Inside it is arranged an additional second filter screen (35), said second filter screen (35)
The same negative pressure source (2) as the first filter screen (30)
1), both said filter screens (30, 35) have the following conformations with respect to each other, that is to say with increasing dust and debris, and thus to said air flow (47): 1 filter screen (3
0) is increased and the exhaust flow of air (48) flowing through the second filter screen (35) is increased, substantially parallel to the first filter screen (30). A conformation that causes the formed swirling airflow (49) to act on the debris (50) to cause a delamination motion to delaminate the laminate on the surface of the first filter screen (30). The textile machine having a suction device having a separation chamber, characterized in that the textile machines are arranged adjacent to each other. 2. A second filter screen (35) in the separation chamber (20) is replaced by a first filter screen (3).

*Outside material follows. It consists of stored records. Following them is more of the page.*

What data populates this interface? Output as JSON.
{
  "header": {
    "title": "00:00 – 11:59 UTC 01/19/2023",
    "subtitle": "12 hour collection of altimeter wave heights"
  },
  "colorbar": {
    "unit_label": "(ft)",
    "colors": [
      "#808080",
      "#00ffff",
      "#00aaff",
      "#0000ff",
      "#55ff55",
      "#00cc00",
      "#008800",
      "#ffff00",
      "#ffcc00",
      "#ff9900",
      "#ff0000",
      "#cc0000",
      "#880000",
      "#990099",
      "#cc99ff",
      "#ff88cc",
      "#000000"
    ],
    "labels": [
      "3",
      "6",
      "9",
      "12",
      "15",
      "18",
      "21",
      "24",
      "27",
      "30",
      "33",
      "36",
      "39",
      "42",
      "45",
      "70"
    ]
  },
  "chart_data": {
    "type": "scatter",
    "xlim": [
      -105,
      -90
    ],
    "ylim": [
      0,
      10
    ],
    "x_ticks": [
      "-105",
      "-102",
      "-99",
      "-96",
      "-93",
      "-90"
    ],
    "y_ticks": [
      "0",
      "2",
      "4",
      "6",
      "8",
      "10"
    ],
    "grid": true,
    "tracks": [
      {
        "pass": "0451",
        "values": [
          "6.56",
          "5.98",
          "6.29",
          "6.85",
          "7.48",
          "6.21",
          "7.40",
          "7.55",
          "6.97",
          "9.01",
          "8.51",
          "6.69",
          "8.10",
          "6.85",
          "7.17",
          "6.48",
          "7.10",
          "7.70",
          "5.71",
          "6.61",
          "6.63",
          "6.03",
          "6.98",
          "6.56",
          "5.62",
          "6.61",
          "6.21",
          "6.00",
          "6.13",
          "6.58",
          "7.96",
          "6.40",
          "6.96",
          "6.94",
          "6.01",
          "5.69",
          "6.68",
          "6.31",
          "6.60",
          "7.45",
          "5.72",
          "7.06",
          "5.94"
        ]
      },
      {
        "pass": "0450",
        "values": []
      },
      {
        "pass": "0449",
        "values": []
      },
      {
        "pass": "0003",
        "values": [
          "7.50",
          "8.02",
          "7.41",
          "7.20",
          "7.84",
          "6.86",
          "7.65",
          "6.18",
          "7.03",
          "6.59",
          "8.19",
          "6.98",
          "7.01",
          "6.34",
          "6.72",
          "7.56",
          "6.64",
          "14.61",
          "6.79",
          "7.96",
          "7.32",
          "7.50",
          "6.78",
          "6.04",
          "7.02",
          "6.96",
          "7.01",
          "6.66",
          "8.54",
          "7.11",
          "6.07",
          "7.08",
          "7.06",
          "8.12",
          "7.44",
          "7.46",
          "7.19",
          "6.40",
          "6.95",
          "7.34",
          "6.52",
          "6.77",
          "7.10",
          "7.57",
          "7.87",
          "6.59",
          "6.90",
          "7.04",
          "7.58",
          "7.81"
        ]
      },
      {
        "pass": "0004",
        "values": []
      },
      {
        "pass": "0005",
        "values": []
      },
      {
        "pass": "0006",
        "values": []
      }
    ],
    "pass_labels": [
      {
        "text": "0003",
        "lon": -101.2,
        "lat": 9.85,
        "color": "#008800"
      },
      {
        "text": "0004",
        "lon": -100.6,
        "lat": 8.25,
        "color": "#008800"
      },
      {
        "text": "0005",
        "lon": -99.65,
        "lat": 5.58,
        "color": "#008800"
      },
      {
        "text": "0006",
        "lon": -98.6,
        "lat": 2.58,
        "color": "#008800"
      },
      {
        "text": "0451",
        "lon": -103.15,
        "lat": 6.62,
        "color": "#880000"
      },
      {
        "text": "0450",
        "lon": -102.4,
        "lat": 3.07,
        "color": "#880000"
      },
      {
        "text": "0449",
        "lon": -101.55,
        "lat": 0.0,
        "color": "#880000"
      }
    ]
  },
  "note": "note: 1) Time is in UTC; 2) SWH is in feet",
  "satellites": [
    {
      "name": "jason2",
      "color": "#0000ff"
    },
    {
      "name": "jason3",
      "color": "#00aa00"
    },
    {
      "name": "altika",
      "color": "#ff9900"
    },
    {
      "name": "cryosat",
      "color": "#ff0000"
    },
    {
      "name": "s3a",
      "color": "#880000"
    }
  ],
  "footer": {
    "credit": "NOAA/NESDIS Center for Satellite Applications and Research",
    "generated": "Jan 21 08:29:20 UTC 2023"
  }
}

2. The suction device according to claim 1, further comprising a chamber wall (37) disposed at a distance (39) in front of the chamber wall (38) which does not match the chamber wall (38) in which (0) is disposed. Textile machinery. 3. A negative pressure source (2) is provided on one of the chamber walls (37, 38).
A textile machine with a suction device according to claim 1 or 2, wherein the inlet connection according to 1) is arranged. 4. The surface of the second filter screen (35) is smaller than the surface of the first filter screen (30) arranged in front of the negative pressure source (21). A textile machine equipped with the suction device according to claim 1. 5. The separation chamber (20) has the shape of a prism,
A negative pressure conduit (19) for carrying dust and other pneumatically transportable debris (18) is opened from above through the ceiling (34) of the separation chamber into the separation chamber (20),
Both filter screens (30, 35) are respectively arranged in front of two chamber walls (37, 38) which are in contact with each other at a right angle, and both chamber walls themselves are respectively attached to the ceiling (3) of the separation chamber (20).

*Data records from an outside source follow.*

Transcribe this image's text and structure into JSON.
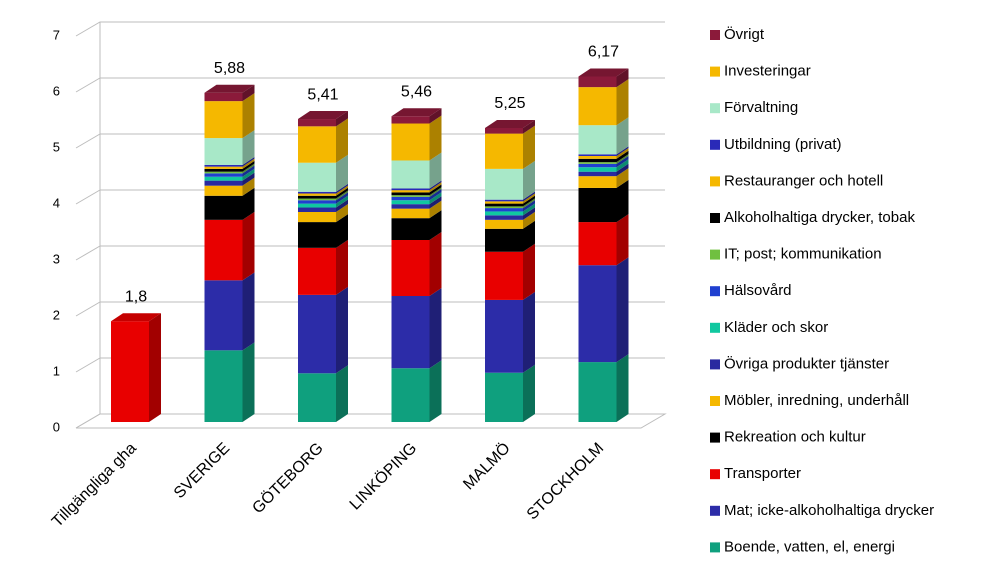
{
  "chart_data": {
    "type": "bar3d-stacked",
    "categories": [
      "Tillgängliga gha",
      "SVERIGE",
      "GÖTEBORG",
      "LINKÖPING",
      "MALMÖ",
      "STOCKHOLM"
    ],
    "totals": [
      1.8,
      5.88,
      5.41,
      5.46,
      5.25,
      6.17
    ],
    "total_labels": [
      "1,8",
      "5,88",
      "5,41",
      "5,46",
      "5,25",
      "6,17"
    ],
    "ylim": [
      0,
      7
    ],
    "yticks": [
      0,
      1,
      2,
      3,
      4,
      5,
      6,
      7
    ],
    "grid": true,
    "series": [
      {
        "name": "Boende, vatten, el, energi",
        "color": "#0fa07e",
        "values": [
          null,
          1.28,
          0.87,
          0.96,
          0.88,
          1.07
        ]
      },
      {
        "name": "Mat; icke-alkoholhaltiga drycker",
        "color": "#2c2ca8",
        "values": [
          null,
          1.25,
          1.4,
          1.29,
          1.3,
          1.73
        ]
      },
      {
        "name": "Transporter",
        "color": "#e80000",
        "values": [
          1.8,
          1.08,
          0.84,
          1.0,
          0.86,
          0.77
        ]
      },
      {
        "name": "Rekreation och kultur",
        "color": "#000000",
        "values": [
          null,
          0.43,
          0.46,
          0.39,
          0.41,
          0.61
        ]
      },
      {
        "name": "Möbler, inredning, underhåll",
        "color": "#f5b800",
        "values": [
          null,
          0.18,
          0.18,
          0.17,
          0.16,
          0.21
        ]
      },
      {
        "name": "Övriga produkter tjänster",
        "color": "#2a2aa0",
        "values": [
          null,
          0.09,
          0.08,
          0.08,
          0.08,
          0.08
        ]
      },
      {
        "name": "Kläder och skor",
        "color": "#10c8a0",
        "values": [
          null,
          0.07,
          0.07,
          0.07,
          0.07,
          0.08
        ]
      },
      {
        "name": "Hälsovård",
        "color": "#2040d0",
        "values": [
          null,
          0.06,
          0.06,
          0.06,
          0.06,
          0.06
        ]
      },
      {
        "name": "IT; post; kommunikation",
        "color": "#70c040",
        "values": [
          null,
          0.03,
          0.03,
          0.03,
          0.03,
          0.03
        ]
      },
      {
        "name": "Alkoholhaltiga drycker, tobak",
        "color": "#000000",
        "values": [
          null,
          0.05,
          0.05,
          0.05,
          0.05,
          0.06
        ]
      },
      {
        "name": "Restauranger och hotell",
        "color": "#f5b800",
        "values": [
          null,
          0.04,
          0.04,
          0.04,
          0.04,
          0.05
        ]
      },
      {
        "name": "Utbildning (privat)",
        "color": "#2a2ab8",
        "values": [
          null,
          0.03,
          0.03,
          0.03,
          0.03,
          0.03
        ]
      },
      {
        "name": "Förvaltning",
        "color": "#a8e8c8",
        "values": [
          null,
          0.48,
          0.52,
          0.5,
          0.55,
          0.52
        ]
      },
      {
        "name": "Investeringar",
        "color": "#f5b800",
        "values": [
          null,
          0.66,
          0.65,
          0.66,
          0.63,
          0.68
        ]
      },
      {
        "name": "Övrigt",
        "color": "#8b1a3a",
        "values": [
          null,
          0.15,
          0.13,
          0.13,
          0.1,
          0.19
        ]
      }
    ]
  }
}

4) Adjacent to 4), any one of claims 1 to 4
A textile machine equipped with the suction device according to the item. 6. Textile machine with suction device according to claim 4, characterized in that a second filter screen (35) is arranged in front of one end wall (37) of the separation chamber (20). 7. Both filter screens (30, 35) are substantially one of the filter screens (30 or 3).
5) where the chamber walls (38,3)
From the dimensions of 7), the distance (39 or 31) between the other filter screen (35 or 30) and the chamber wall (37 or 38) in which the filter screen is located.
Has a dimension that is subtracted by the surface dimension equivalent to
A textile machine comprising the suction device according to any one of claims 1 to 6.